Les commémorations d’événements historiques ont leur utilité pour les peuples qui, en se rappelant leur histoire, ont plus de chance d’éviter la répétition de ces événements les plus tragiques. Mais il ne suffit pas, pour qu’on puisse réellement tourner ces pages de rappeler les faits et de situer les responsabilités immédiates : il faut aussi situer ces événements dans leur contexte politique et en comprendre les significations, c’est ainsi seulement que l’on passe de l’histoire d’une petite période à l’Histoire d’un peuple.
Il en est particulièrement ainsi des affrontements du début janvier 1984 où la contestation populaire a été réprimée avec la plus extrême brutalité : devant la politique d’alignement de Mzali sur les recommandations du FMI, il s’est agi tout d’abord d’une révolte contre l’augmentation du prix du pain et l’aggravation des conditions de vie des masses populaires et contre le plan d’ajustement structurel imposé au pays par l’étranger. S’est aussi greffée là-dessus une manipulation conduite par certaines tendances du PSD.
Rappelons que, depuis le congrès 1981 de ce parti où Bourguiba avait annoncé sa décision de rétablir le multipartisme en Tunisie, les cadres du PSD avaient implicitement décidé le départ de Bourguiba, jugé trop dangereux pour leur hégémonie sur la société. A côté de cette motivation, il y avait également un certain nombre de responsables, sensibles aux demandes populaires d’une démocratisation du régime politique. Ces deux tendances se retrouvaient à soutenir indirectement le mouvement de protestation de janvier 1984, les seconds dans l’espoir que l’on écouterait les demandes populaires, les premiers pour créer une situation d’escalade continue dans la répression qui viderait de son sens le projet Bourguibiste de multipartisme et aboutirait, à terme, au renforcement de l’hégémonie du PSD, sous la direction d’un « homme à poigne » qui était sans doute déjà désigné.
La carence totale de la police face aux premières manifestations, et l’indiscutable participation d’éléments organisés par le parti à ces manifestations et plus spécialement à leurs excès, ont naturellement poussé un Bourguiba jaloux de son autorité à ordonner une répression sans merci.
Au bout de quelques jours, néanmoins, les éléments les moins intransigeants l’ont convaincu de revenir sur les mesures décidées par Mzali et de le déjuger.
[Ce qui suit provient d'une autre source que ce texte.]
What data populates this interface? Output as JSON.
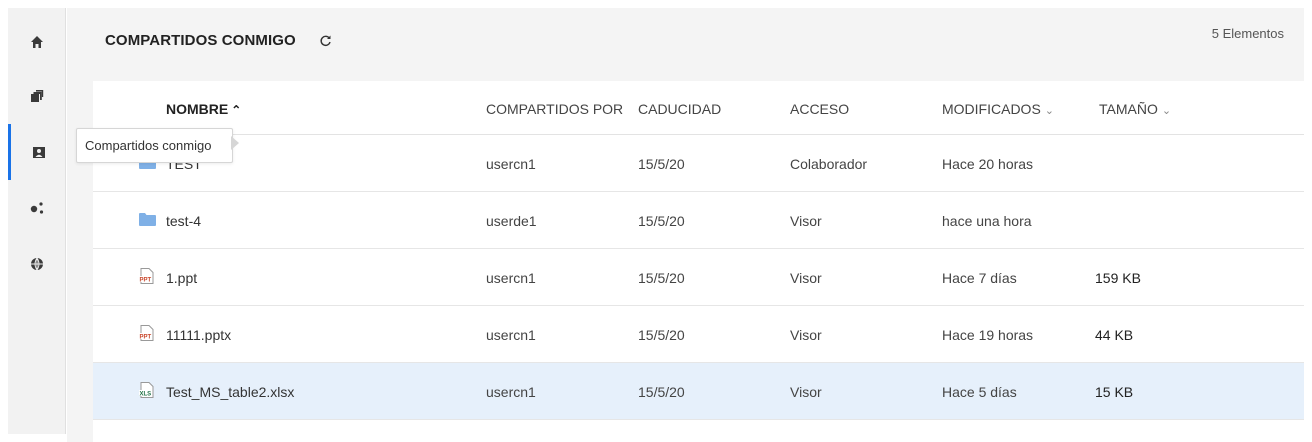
{
  "sidebar": {
    "items": [
      {
        "icon": "home-icon",
        "active": false
      },
      {
        "icon": "my-files-icon",
        "active": false
      },
      {
        "icon": "shared-with-me-icon",
        "active": true
      },
      {
        "icon": "shared-by-me-icon",
        "active": false
      },
      {
        "icon": "network-folders-icon",
        "active": false
      }
    ],
    "tooltip": "Compartidos conmigo"
  },
  "header": {
    "title": "COMPARTIDOS CONMIGO",
    "count": "5 Elementos"
  },
  "table": {
    "columns": {
      "name": "NOMBRE",
      "shared_by": "COMPARTIDOS POR",
      "expiry": "CADUCIDAD",
      "access": "ACCESO",
      "modified": "MODIFICADOS",
      "size": "TAMAÑO"
    },
    "rows": [
      {
        "type": "folder",
        "name": "TEST",
        "shared_by": "usercn1",
        "expiry": "15/5/20",
        "access": "Colaborador",
        "modified": "Hace 20 horas",
        "size": ""
      },
      {
        "type": "folder",
        "name": "test-4",
        "shared_by": "userde1",
        "expiry": "15/5/20",
        "access": "Visor",
        "modified": "hace una hora",
        "size": ""
      },
      {
        "type": "ppt",
        "name": "1.ppt",
        "shared_by": "usercn1",
        "expiry": "15/5/20",
        "access": "Visor",
        "modified": "Hace 7 días",
        "size": "159 KB"
      },
      {
        "type": "ppt",
        "name": "11111.pptx",
        "shared_by": "usercn1",
        "expiry": "15/5/20",
        "access": "Visor",
        "modified": "Hace 19 horas",
        "size": "44 KB"
      },
      {
        "type": "xls",
        "name": "Test_MS_table2.xlsx",
        "shared_by": "usercn1",
        "expiry": "15/5/20",
        "access": "Visor",
        "modified": "Hace 5 días",
        "size": "15 KB"
      }
    ]
  },
  "colors": {
    "accent": "#1a73e8",
    "folder": "#7fb0e6",
    "ppt": "#c8472c",
    "xls": "#1e7145",
    "selected_row": "#e6f0fb"
  }
}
Face à l’espèce de libéralisation qu’affecta d’abord le régime, le parti a fait pression pour renforcer la police d’abord en ramenant Ben Ali, en exagérant le danger islamique, jusqu’à l’élimination de Driss Guiga ainsi que les éléments favorables à la démocratisation du régime dont Wassila Bourguiba.
L’opposition islamiste qui n’avait joué aucun rôle dans le soulèvement populaire a été le motif et l’occasion de l’aggravation du caractère répressif et policier du régime : de janvier 1984 à septembre 1987 le ministère de l’intérieur a organisé une escalade dans les manifestations - répressions : en particulier la violence était dirigée non seulement contre élèves et étudiants mais aussi contre les enseignants des lycées et de l’université, supprimant toute validité à leur autorité morale.
On connait le résultat de cette évolution : élimination de Mzali, montée en force de Ben Ali et du ministère de l’intérieur au point que, sous le premier ministère de Rchid Sfar le gouvernement semblait réduit à ses seules instances de répression. L’aggravation de l’aspect policier du régime, la résistance islamiste à ce processus, cela a fait disparaitre toute velléité de libéralisation et de démocratisation politique et Bourguiba n’était plus poussé que par une seule idée ; liquider complètement les islamistes. La boucle était bouclée, les islamistes dont la montée avait été favorisée par le régime pour contrer les opposants de gauche fournissaient à ce régime l’occasion de renforcer la mainmise du parti unique sur le pays.
La prise de pouvoir par Ben Ali présenté au début comme un moyen de décrisper une situation politique intenable, devait transformer le PSD rebaptisé RCD en un parti d’exécutants et de profiteurs d’une politique qui n’avait plus aucun rapport avec les intérêts populaires, avant de finir en véritable organisation de malfaiteurs…
C’est ainsi que, pour réaliser leur projet de mutation d’un parti politique en une association de sbires au service d’intérêts particuliers, les cadres du PSD n’ont pas hésité devant un bain de sang et une aggravation de la situation économique et sociale du pays.
Et pour que, aux silences de l’Histoire officielle puisse être substituée une explication populaire des événements, le témoignage de tous les acteurs, en particulier des victimes des affrontements est indispensable : ainsi sera donnée au rétablissement de la vérité l’épaisseur de la mémoire humaine.